I got to the emergency room and was assessed and prepped for exploratory surgery. My father finally got to the hospital. He entered the room and with his dry sense of humor he looked at me and said, “you’re grounded”, I responded by flipping him off ... 😊 That was our relationship.
When I woke up days later I had staples from my sternum to under my bellybutton, tubes everywhere and was told I’d likely never walk again. I took it all in stride.
“Everything happens for a reason” was my mantra.
My other injuries were pretty serious but I was stable.
One bullet entered my body on my right side about 3-4 inches below my armpit and exited on the left side of my lower back.
I had a 3 broken ribs, a pierced lung, damage to my liver, a kidney, and it clipped the vertebrae at T12 and L1 causing my spinal cord to swell up to T10.
I spent about 3 days in the NSICU and then about 10 days in the trauma nursing unit at UCDMC.
I was moved to the rehab floor for another 4 weeks to learn how to live my life from a chair.
Looking back, I never once thought about the gun. Only the MAN holding the gun.
My father was a firearms expert. I had been exposed to guns all my life. I learned early on how to properly handle and shoot a variety of firearms. I knew it was just the object chosen to take possession of the vehicle. I was more angry that I didn’t have a gun to protect myself!

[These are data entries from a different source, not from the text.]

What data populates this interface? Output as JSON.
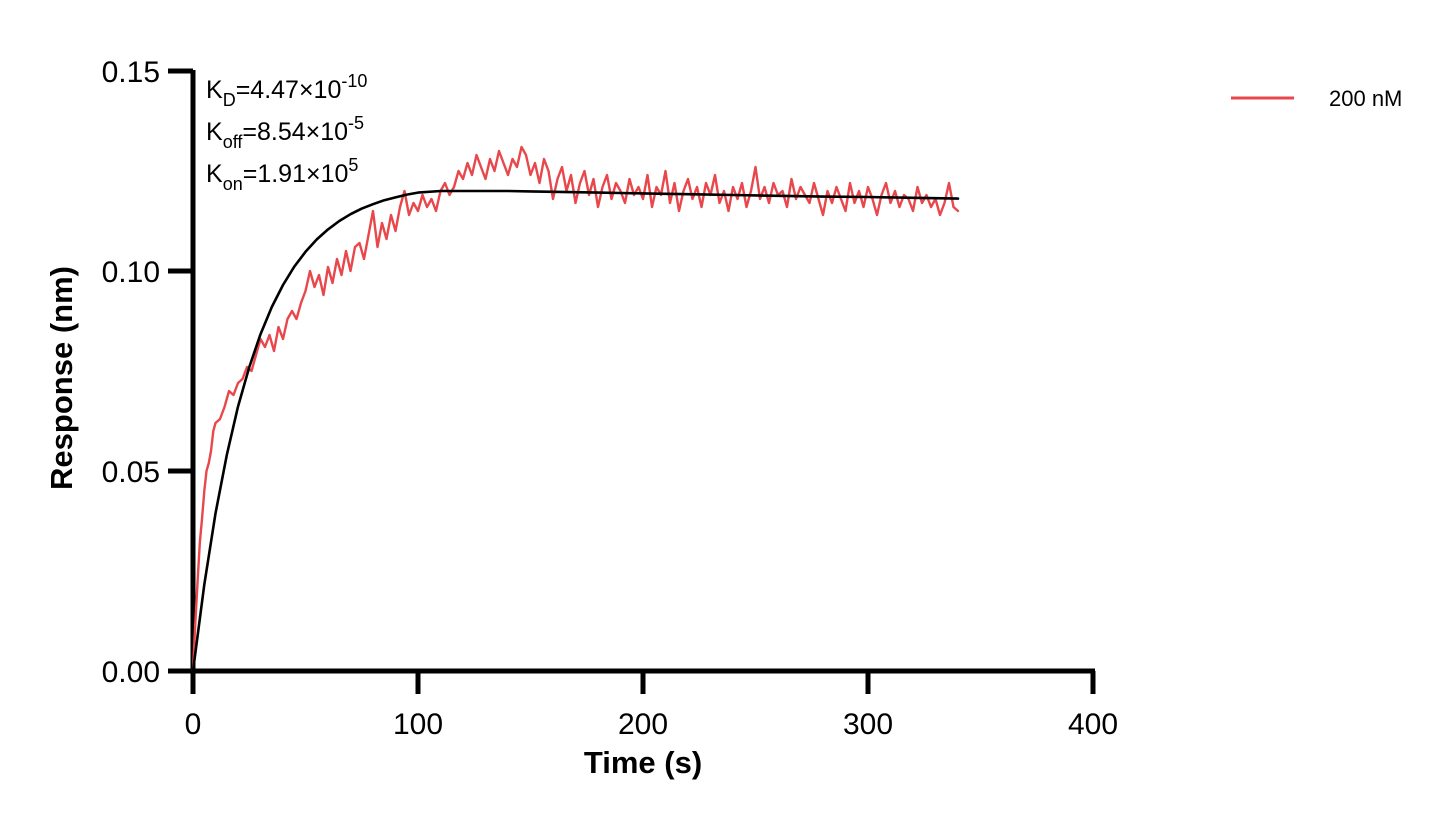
{
  "chart_data": {
    "type": "line",
    "title": "",
    "xlabel": "Time (s)",
    "ylabel": "Response (nm)",
    "xlim": [
      0,
      400
    ],
    "ylim": [
      0,
      0.15
    ],
    "x_ticks": [
      "0",
      "100",
      "200",
      "300",
      "400"
    ],
    "y_ticks": [
      "0.00",
      "0.05",
      "0.10",
      "0.15"
    ],
    "grid": false,
    "legend_position": "top-right",
    "annotations": [
      {
        "name": "K",
        "sub": "D",
        "value": "=4.47×10",
        "exp": "-10"
      },
      {
        "name": "K",
        "sub": "off",
        "value": "=8.54×10",
        "exp": "-5"
      },
      {
        "name": "K",
        "sub": "on",
        "value": "=1.91×10",
        "exp": "5"
      }
    ],
    "series": [
      {
        "name": "200 nM",
        "role": "measured",
        "color": "#e8474c",
        "x": [
          0,
          1,
          2,
          3,
          4,
          5,
          6,
          7,
          8,
          9,
          10,
          12,
          14,
          16,
          18,
          20,
          22,
          24,
          26,
          28,
          30,
          32,
          34,
          36,
          38,
          40,
          42,
          44,
          46,
          48,
          50,
          52,
          54,
          56,
          58,
          60,
          62,
          64,
          66,
          68,
          70,
          72,
          74,
          76,
          78,
          80,
          82,
          84,
          86,
          88,
          90,
          92,
          94,
          96,
          98,
          100,
          102,
          104,
          106,
          108,
          110,
          112,
          114,
          116,
          118,
          120,
          122,
          124,
          126,
          128,
          130,
          132,
          134,
          136,
          138,
          140,
          142,
          144,
          146,
          148,
          150,
          152,
          154,
          156,
          158,
          160,
          162,
          164,
          166,
          168,
          170,
          172,
          174,
          176,
          178,
          180,
          182,
          184,
          186,
          188,
          190,
          192,
          194,
          196,
          198,
          200,
          202,
          204,
          206,
          208,
          210,
          212,
          214,
          216,
          218,
          220,
          222,
          224,
          226,
          228,
          230,
          232,
          234,
          236,
          238,
          240,
          242,
          244,
          246,
          248,
          250,
          252,
          254,
          256,
          258,
          260,
          262,
          264,
          266,
          268,
          270,
          272,
          274,
          276,
          278,
          280,
          282,
          284,
          286,
          288,
          290,
          292,
          294,
          296,
          298,
          300,
          302,
          304,
          306,
          308,
          310,
          312,
          314,
          316,
          318,
          320,
          322,
          324,
          326,
          328,
          330,
          332,
          334,
          336,
          338,
          340
        ],
        "y": [
          0.0,
          0.012,
          0.022,
          0.032,
          0.038,
          0.045,
          0.05,
          0.052,
          0.055,
          0.06,
          0.062,
          0.063,
          0.066,
          0.07,
          0.069,
          0.072,
          0.073,
          0.076,
          0.075,
          0.079,
          0.083,
          0.081,
          0.084,
          0.08,
          0.086,
          0.083,
          0.088,
          0.09,
          0.088,
          0.092,
          0.095,
          0.1,
          0.096,
          0.099,
          0.094,
          0.101,
          0.097,
          0.103,
          0.099,
          0.105,
          0.1,
          0.106,
          0.107,
          0.103,
          0.109,
          0.115,
          0.106,
          0.112,
          0.108,
          0.114,
          0.11,
          0.116,
          0.12,
          0.114,
          0.117,
          0.115,
          0.119,
          0.116,
          0.118,
          0.115,
          0.12,
          0.122,
          0.119,
          0.121,
          0.125,
          0.123,
          0.127,
          0.124,
          0.129,
          0.126,
          0.123,
          0.128,
          0.125,
          0.13,
          0.127,
          0.124,
          0.128,
          0.126,
          0.131,
          0.129,
          0.124,
          0.127,
          0.122,
          0.128,
          0.125,
          0.118,
          0.123,
          0.126,
          0.12,
          0.124,
          0.117,
          0.122,
          0.125,
          0.119,
          0.123,
          0.116,
          0.121,
          0.124,
          0.118,
          0.122,
          0.12,
          0.117,
          0.123,
          0.119,
          0.121,
          0.118,
          0.124,
          0.116,
          0.121,
          0.119,
          0.125,
          0.117,
          0.122,
          0.115,
          0.12,
          0.123,
          0.118,
          0.121,
          0.116,
          0.122,
          0.119,
          0.124,
          0.117,
          0.12,
          0.115,
          0.121,
          0.118,
          0.122,
          0.116,
          0.12,
          0.126,
          0.118,
          0.121,
          0.117,
          0.122,
          0.119,
          0.12,
          0.116,
          0.123,
          0.118,
          0.121,
          0.119,
          0.117,
          0.122,
          0.118,
          0.114,
          0.12,
          0.117,
          0.121,
          0.118,
          0.115,
          0.122,
          0.117,
          0.12,
          0.116,
          0.121,
          0.118,
          0.114,
          0.119,
          0.122,
          0.117,
          0.12,
          0.116,
          0.119,
          0.118,
          0.115,
          0.121,
          0.117,
          0.119,
          0.116,
          0.118,
          0.114,
          0.117,
          0.122,
          0.116,
          0.115
        ]
      },
      {
        "name": "",
        "role": "fit",
        "color": "#000000",
        "x": [
          0,
          5,
          10,
          15,
          20,
          25,
          30,
          35,
          40,
          45,
          50,
          55,
          60,
          65,
          70,
          75,
          80,
          85,
          90,
          95,
          100,
          110,
          120,
          130,
          140,
          150,
          160,
          170,
          180,
          190,
          200,
          220,
          240,
          260,
          280,
          300,
          320,
          340
        ],
        "y": [
          0.0,
          0.0216,
          0.0394,
          0.054,
          0.0661,
          0.076,
          0.0842,
          0.091,
          0.0965,
          0.1011,
          0.1048,
          0.1079,
          0.1104,
          0.1125,
          0.1142,
          0.1156,
          0.1167,
          0.1177,
          0.1184,
          0.1191,
          0.1196,
          0.12,
          0.12,
          0.12,
          0.12,
          0.1199,
          0.1198,
          0.1197,
          0.1196,
          0.1195,
          0.1194,
          0.1192,
          0.119,
          0.1188,
          0.1186,
          0.1185,
          0.1183,
          0.1181
        ]
      }
    ]
  }
}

I was released from the hospital after 6 wks. I went home to a house full of firearms. Instead of feeling scared of a tool, I felt safe and secure.
Now that I have a family of my own, all of my children were raised with the respect and responsibility needed to handle these tools.
I feel that my story is one that needs to be heard. People need to understand that even though my life was completely changed by the use of an object, it was the user (of that object) that was ultimately responsible for my injuries. - @MamaSantiago78
Thank you, Elizabeth Santiago for your courage to set the record straight.